Akan tetapi, faktanya, inilah yang terjadi sekarang. Hari-hari terakhir ini topik tren (trending topic) yang memenuhi diskursus di kampus terkait erat dengan ancaman pemotongan tunjangan kehormatan para profesor. Jika seorang profesor tak mampu memublikasikan tiga artikelnya pada jurnal internasional ataupun satu artikel pada jurnal internasional bereputasi, sejak 2015 sampai 2017, tunjangan kehormatan profesor akan dihentikan seperti yang tertuang dalam Peraturan Mendikbud Nomor 20 Tahun 2017 (Kompas, 6/2).

Ancaman ini sebetulnya sudah lama sekali muncul.
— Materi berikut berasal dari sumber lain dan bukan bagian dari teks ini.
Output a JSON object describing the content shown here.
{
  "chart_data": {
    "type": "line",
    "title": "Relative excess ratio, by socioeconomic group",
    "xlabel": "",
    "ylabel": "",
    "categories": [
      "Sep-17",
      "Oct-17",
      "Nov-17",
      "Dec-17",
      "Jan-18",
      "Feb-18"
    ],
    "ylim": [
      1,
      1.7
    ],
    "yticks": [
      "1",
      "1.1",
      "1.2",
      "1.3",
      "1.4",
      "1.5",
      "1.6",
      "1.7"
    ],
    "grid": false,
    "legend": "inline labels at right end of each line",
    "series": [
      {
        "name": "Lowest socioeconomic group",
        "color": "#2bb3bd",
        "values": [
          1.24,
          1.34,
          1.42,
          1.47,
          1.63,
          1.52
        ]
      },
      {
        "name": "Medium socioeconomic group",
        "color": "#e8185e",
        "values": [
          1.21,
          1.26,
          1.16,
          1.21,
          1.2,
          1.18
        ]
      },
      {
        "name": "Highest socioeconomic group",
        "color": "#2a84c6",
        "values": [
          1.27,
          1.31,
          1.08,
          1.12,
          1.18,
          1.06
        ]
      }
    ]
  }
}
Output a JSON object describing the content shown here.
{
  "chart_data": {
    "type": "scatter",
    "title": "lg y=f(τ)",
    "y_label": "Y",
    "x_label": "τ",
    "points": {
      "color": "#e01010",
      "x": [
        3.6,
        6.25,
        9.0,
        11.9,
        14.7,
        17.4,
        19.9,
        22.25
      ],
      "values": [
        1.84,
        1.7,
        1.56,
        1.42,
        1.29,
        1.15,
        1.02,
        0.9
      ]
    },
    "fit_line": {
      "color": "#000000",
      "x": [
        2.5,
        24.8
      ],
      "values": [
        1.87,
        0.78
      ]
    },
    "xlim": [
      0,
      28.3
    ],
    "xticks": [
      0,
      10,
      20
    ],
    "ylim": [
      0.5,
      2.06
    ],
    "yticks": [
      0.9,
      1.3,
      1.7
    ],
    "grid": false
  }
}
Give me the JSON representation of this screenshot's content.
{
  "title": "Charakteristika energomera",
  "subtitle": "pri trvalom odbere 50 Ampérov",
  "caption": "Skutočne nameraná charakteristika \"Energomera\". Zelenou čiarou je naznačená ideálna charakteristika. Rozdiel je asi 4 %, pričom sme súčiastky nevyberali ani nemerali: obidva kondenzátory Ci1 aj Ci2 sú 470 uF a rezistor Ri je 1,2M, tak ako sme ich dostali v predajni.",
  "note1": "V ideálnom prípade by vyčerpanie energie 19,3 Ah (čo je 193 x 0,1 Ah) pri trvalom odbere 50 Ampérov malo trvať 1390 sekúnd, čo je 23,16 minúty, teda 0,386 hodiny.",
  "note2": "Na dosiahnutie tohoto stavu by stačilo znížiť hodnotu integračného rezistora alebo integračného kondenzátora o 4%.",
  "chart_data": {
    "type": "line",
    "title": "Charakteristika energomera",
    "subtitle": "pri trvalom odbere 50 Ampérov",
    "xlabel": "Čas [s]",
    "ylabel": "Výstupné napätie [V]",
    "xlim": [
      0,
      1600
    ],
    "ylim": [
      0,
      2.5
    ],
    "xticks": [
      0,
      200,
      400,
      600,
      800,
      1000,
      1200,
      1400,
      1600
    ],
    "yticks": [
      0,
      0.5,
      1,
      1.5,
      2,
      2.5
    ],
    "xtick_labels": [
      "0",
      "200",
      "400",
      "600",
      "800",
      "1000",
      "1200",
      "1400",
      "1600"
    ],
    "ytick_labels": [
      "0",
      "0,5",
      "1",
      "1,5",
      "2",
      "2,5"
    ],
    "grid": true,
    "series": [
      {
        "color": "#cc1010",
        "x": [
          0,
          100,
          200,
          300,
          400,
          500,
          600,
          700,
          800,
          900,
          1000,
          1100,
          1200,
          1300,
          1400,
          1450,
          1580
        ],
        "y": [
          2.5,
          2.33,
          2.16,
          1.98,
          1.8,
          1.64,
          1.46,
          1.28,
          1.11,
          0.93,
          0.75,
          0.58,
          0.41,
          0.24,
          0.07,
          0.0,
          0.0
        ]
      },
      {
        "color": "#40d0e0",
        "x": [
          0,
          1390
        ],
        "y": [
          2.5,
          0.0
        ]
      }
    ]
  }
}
Namun, banyak profesor tak mau ambil pusing. Karena apa? Karena banyak sekali profesor yang akan terkena dampaknya, para profesor ini yakin sekali pemerintah pasti akan ragu-ragu dalam menerapkannya. Dalam Permendikbud Nomor 78 Tahun 2013 tentang Pemberian Tunjangan Profesi dan Tunjangan Kehormatan bagi Dosen yang Menduduki Jabatan Akademik Profesor, sudah pernah disebutkan secara eksplisit.

Pasal 4 Permendikbud ini menyatakan bahwa profesor wajib menghasilkan karya ilmiah yang diterbitkan dalam jurnal internasional bereputasi di samping wajib menulis buku dan menyebarluaskan gagasannya.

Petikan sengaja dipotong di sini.